Alibaba Group Holding Limited, BABA
But a growing number of Wall Street analysts think the selloff has gone too far.
The stock currently trades at 16 times forward earnings estimates. That’s below its 10-year average of 19x and well below Amazon at around 26.5x. Barron’s noted the stock looks technically oversold.
Alibaba reports its fiscal Q3 earnings on March 19. Analysts expect EPS of $1.67, down 43% from a year ago, on revenue of $42.1 billion — a 9% increase.
The earnings drop is large, but the revenue growth tells a different story. Management will have a chance to address investor concerns directly on the call.

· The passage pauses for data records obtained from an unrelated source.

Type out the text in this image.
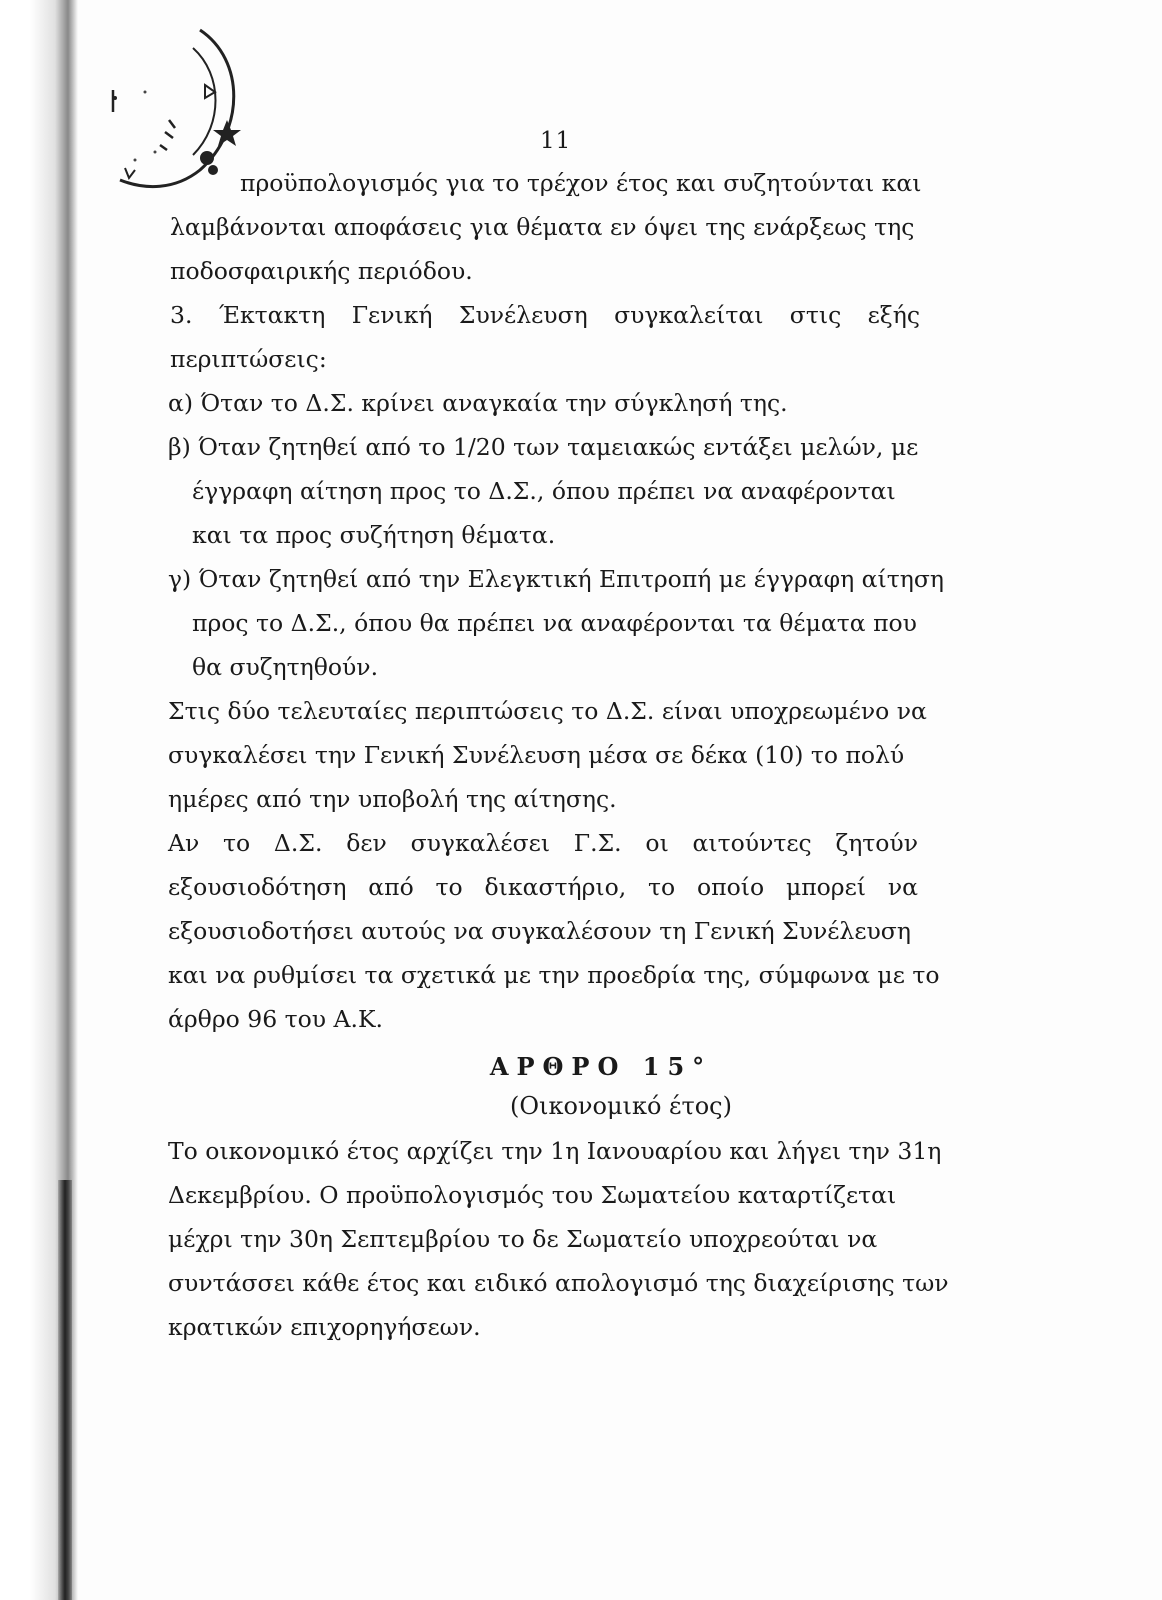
11
προϋπολογισμός για το τρέχον έτος και συζητούνται και
λαμβάνονται αποφάσεις για θέματα εν όψει της ενάρξεως της
ποδοσφαιρικής περιόδου.
3. Έκτακτη Γενική Συνέλευση συγκαλείται στις εξής
περιπτώσεις:
α) Όταν το Δ.Σ. κρίνει αναγκαία την σύγκλησή της.
β) Όταν ζητηθεί από το 1/20 των ταμειακώς εντάξει μελών, με
έγγραφη αίτηση προς το Δ.Σ., όπου πρέπει να αναφέρονται
και τα προς συζήτηση θέματα.
γ) Όταν ζητηθεί από την Ελεγκτική Επιτροπή με έγγραφη αίτηση
προς το Δ.Σ., όπου θα πρέπει να αναφέρονται τα θέματα που
θα συζητηθούν.
Στις δύο τελευταίες περιπτώσεις το Δ.Σ. είναι υποχρεωμένο να
συγκαλέσει την Γενική Συνέλευση μέσα σε δέκα (10) το πολύ
ημέρες από την υποβολή της αίτησης.
Αν το Δ.Σ. δεν συγκαλέσει Γ.Σ. οι αιτούντες ζητούν
εξουσιοδότηση από το δικαστήριο, το οποίο μπορεί να
εξουσιοδοτήσει αυτούς να συγκαλέσουν τη Γενική Συνέλευση
και να ρυθμίσει τα σχετικά με την προεδρία της, σύμφωνα με το
άρθρο 96 του Α.Κ.
ΑΡΘΡΟ 15°
(Οικονομικό έτος)
Το οικονομικό έτος αρχίζει την 1η Ιανουαρίου και λήγει την 31η
Δεκεμβρίου. Ο προϋπολογισμός του Σωματείου καταρτίζεται
μέχρι την 30η Σεπτεμβρίου το δε Σωματείο υποχρεούται να
συντάσσει κάθε έτος και ειδικό απολογισμό της διαχείρισης των
κρατικών επιχορηγήσεων.
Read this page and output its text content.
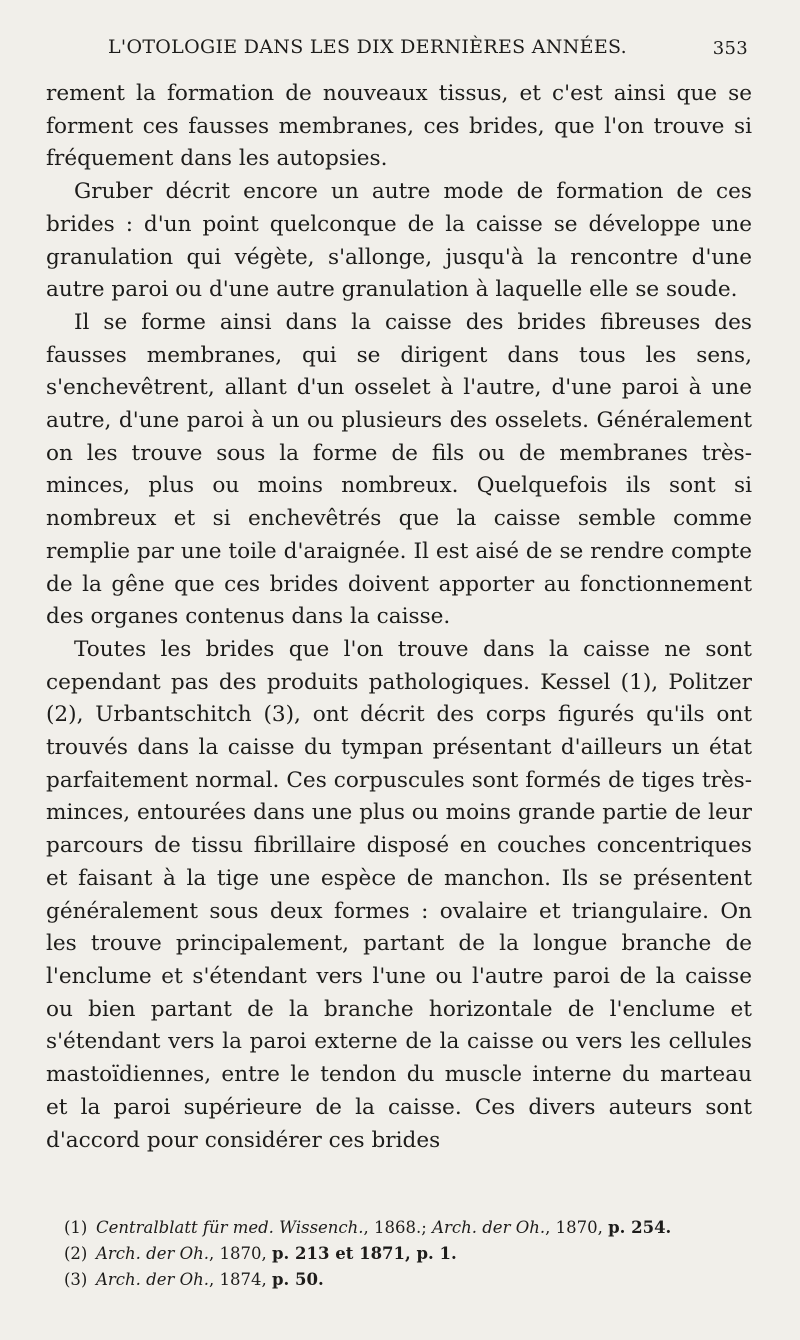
L'OTOLOGIE DANS LES DIX DERNIÈRES ANNÉES.	353

rement la formation de nouveaux tissus, et c'est ainsi que se forment ces fausses membranes, ces brides, que l'on trouve si fréquement dans les autopsies.

Gruber décrit encore un autre mode de formation de ces brides : d'un point quelconque de la caisse se développe une granulation qui végète, s'allonge, jusqu'à la rencontre d'une autre paroi ou d'une autre granulation à laquelle elle se soude.

Il se forme ainsi dans la caisse des brides fibreuses des fausses membranes, qui se dirigent dans tous les sens, s'enchevêtrent, allant d'un osselet à l'autre, d'une paroi à une autre, d'une paroi à un ou plusieurs des osselets. Généralement on les trouve sous la forme de fils ou de membranes très-minces, plus ou moins nombreux. Quelquefois ils sont si nombreux et si enchevêtrés que la caisse semble comme remplie par une toile d'araignée. Il est aisé de se rendre compte de la gêne que ces brides doivent apporter au fonctionnement des organes contenus dans la caisse.

Toutes les brides que l'on trouve dans la caisse ne sont cependant pas des produits pathologiques. Kessel (1), Politzer (2), Urbantschitch (3), ont décrit des corps figurés qu'ils ont trouvés dans la caisse du tympan présentant d'ailleurs un état parfaitement normal. Ces corpuscules sont formés de tiges très-minces, entourées dans une plus ou moins grande partie de leur parcours de tissu fibrillaire disposé en couches concentriques et faisant à la tige une espèce de manchon. Ils se présentent généralement sous deux formes : ovalaire et triangulaire. On les trouve principalement, partant de la longue branche de l'enclume et s'étendant vers l'une ou l'autre paroi de la caisse ou bien partant de la branche horizontale de l'enclume et s'étendant vers la paroi externe de la caisse ou vers les cellules mastoïdiennes, entre le tendon du muscle interne du marteau et la paroi supérieure de la caisse. Ces divers auteurs sont d'accord pour considérer ces brides

(1) Centralblatt für med. Wissench., 1868.; Arch. der Oh., 1870, p. 254.
(2) Arch. der Oh., 1870, p. 213 et 1871, p. 1.
(3) Arch. der Oh., 1874, p. 50.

One of the biggest question marks is Alibaba’s Qwen AI unit. There have been reports of a management shake-up and executive departures there, raising concerns about internal disagreements over AI direction.
Citigroup analyst Alicia Yap flagged those reports. But she also pointed out that Qwen saw strong order demand during the Chinese Lunar New Year, a key demand signal.
Qwen is now integrated across Alibaba’s core consumer platforms — Tmall, Taobao, Freshippo, and Alipay. That’s a broad distribution footprint for an AI product.
Cloud Business Getting Overlooked
Mizuho analyst Wei Fang argues that Alibaba’s cloud segment is being undervalued by the market. She describes the company’s fundamentals as “incrementally healthier, driven by AI-accelerated growth.”
Fang calls Alibaba’s cloud assets the best in China. The division competes directly with Amazon Web Services, Google Cloud, and Microsoft Azure.
Her official price target is $195 per share — 43% above current levels. A sum-of-the-parts analysis puts potential value even higher, at $213 per share, with the bulk coming from e-commerce and cloud.
She also notes that Alibaba’s other business lines, plus its cash and investments, are worth around $25 per share on their own.
Morgan Stanley Makes It a Top Pick
Morgan Stanley went further this week, naming Alibaba its top investment pick in the China tech space — replacing Tencent.
The bank highlighted Alibaba’s control across the full AI stack: chips, cloud infrastructure, foundational models, and consumer-facing applications.
On AI chips specifically, Morgan Stanley says Alibaba’s self-developed chips are top-tier. They rank the company as China’s leading and the world’s fourth-largest cloud infrastructure provider.
The bank also points to Alibaba’s open-source AI models, which have seen wide global adoption.
Looking ahead, Morgan Stanley forecasts the total addressable market for AI chips in China will reach $67 billion by 2030. They expect domestic self-sufficiency in AI chip production to hit 76% by that time.
Alibaba reports earnings on March 19.